LOMBOK TIMUR — Seorang pendaki wanita asal Brasil berinisial JDSP (27) ditemukan meninggal dunia setelah terjatuh saat mendaki Gunung Rinjani, Nusa Tenggara Barat (NTB), pada Sabtu pagi (21/6). Korban melakukan pendakian bersama lima wisatawan asing lainnya melalui jalur Sembalun, dengan didampingi seorang pemandu lokal.

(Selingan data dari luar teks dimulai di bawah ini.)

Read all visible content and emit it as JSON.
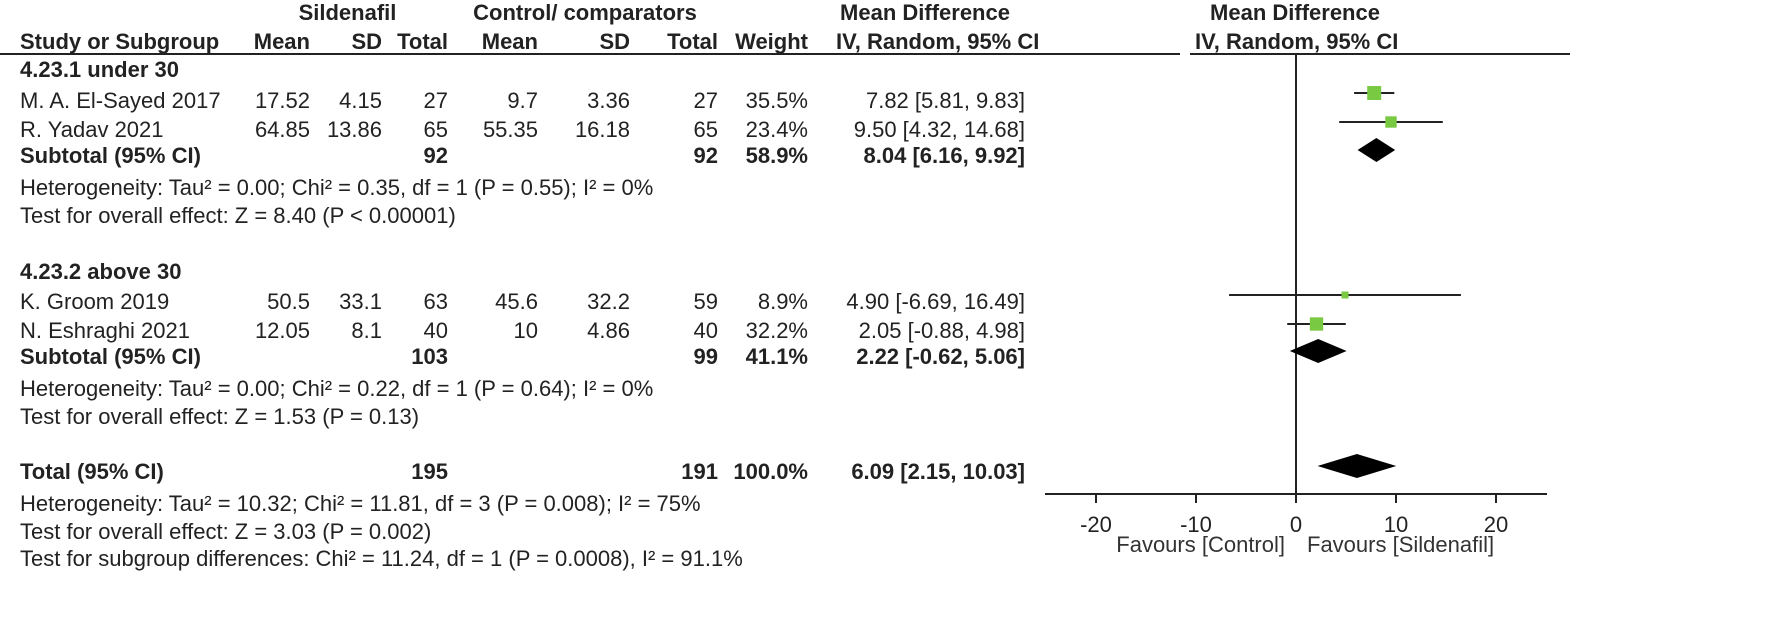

Menurut keterangan AKP Nikolas Osman, Kepala Seksi Humas Polres Lombok Timur, korban mengalami kelelahan saat berada di area Cemara Tunggal dan diminta beristirahat oleh pemandu. Sementara itu, lima pendaki lain tetap melanjutkan perjalanan menuju puncak Rinjani.

“Guide kembali ke lokasi istirahat karena korban tidak kunjung menyusul ke puncak. Namun saat kembali, korban sudah tidak berada di tempat,” jelas Osman.

Saat melakukan pencarian, pemandu mendapati cahaya senter di dasar tebing yang diduga milik korban. Dugaan tersebut segera dilaporkan ke pihak berwenang.

Tim SAR gabungan segera dikerahkan pada pukul 09.50 WITA. Namun, medan terjal dan cuaca berkabut membuat pencarian menjadi sulit. Tim sempat menggunakan drone dan UAV, tetapi hasilnya terbatas karena kondisi visual yang buruk.

Pencarian berlanjut hingga Senin (23/6) dan akhirnya korban ditemukan oleh drone thermal pada pukul 07.05 WITA. Lokasi korban berada sekitar 500 meter dari titik awal diduga jatuh, di area berbatu dan berpasir. Tim tidak bisa langsung mengevakuasi korban karena lokasi berada di kedalaman 600 meter dan cuaca tidak mendukung.

Kepala Kantor SAR Mataram, Muhamad Hariyadi, mengonfirmasi bahwa korban ditemukan dalam kondisi tidak bergerak. Pemeriksaan lanjutan membuktikan bahwa korban telah meninggal dunia.

Evakuasi korban pun dilanjutkan pada Selasa (24/6), dengan bantuan tim khusus dari Basarnas dan relawan dari Rinjani Squad. Namun, karena kondisi gelap dan visibilitas rendah, proses evakuasi harus dihentikan sementara pada malam hari.

“Evakuasi akan dilanjutkan pada Rabu, 25 Juni, mulai pukul 06.00 WITA menggunakan metode lifting,” ujar Kepala Basarnas, Marsekal Madya Mohammad Syafii.

Balai Taman Nasional Gunung Rinjani (TNGR) pun mengambil langkah dengan menutup sementara jalur pendakian Sembalun menuju puncak Rinjani hingga proses evakuasi selesai. Kepala Balai TNGR, Yarman Wasur, menyampaikan bahwa penutupan jalur dilakukan demi keselamatan para pendaki lain.

Korban rencananya akan dievakuasi menyusuri jalur pendakian hingga Posko Sembalun dengan ditandu, kemudian diterbangkan menggunakan helikopter menuju RS Bhayangkara Polda NTB untuk penanganan lebih lanjut.

Kejadian ini menjadi pengingat penting akan pentingnya kesiapan fisik dan pemantauan keselamatan saat melakukan aktivitas pendakian, terlebih di jalur ekstrem seperti Gunung Rinjani.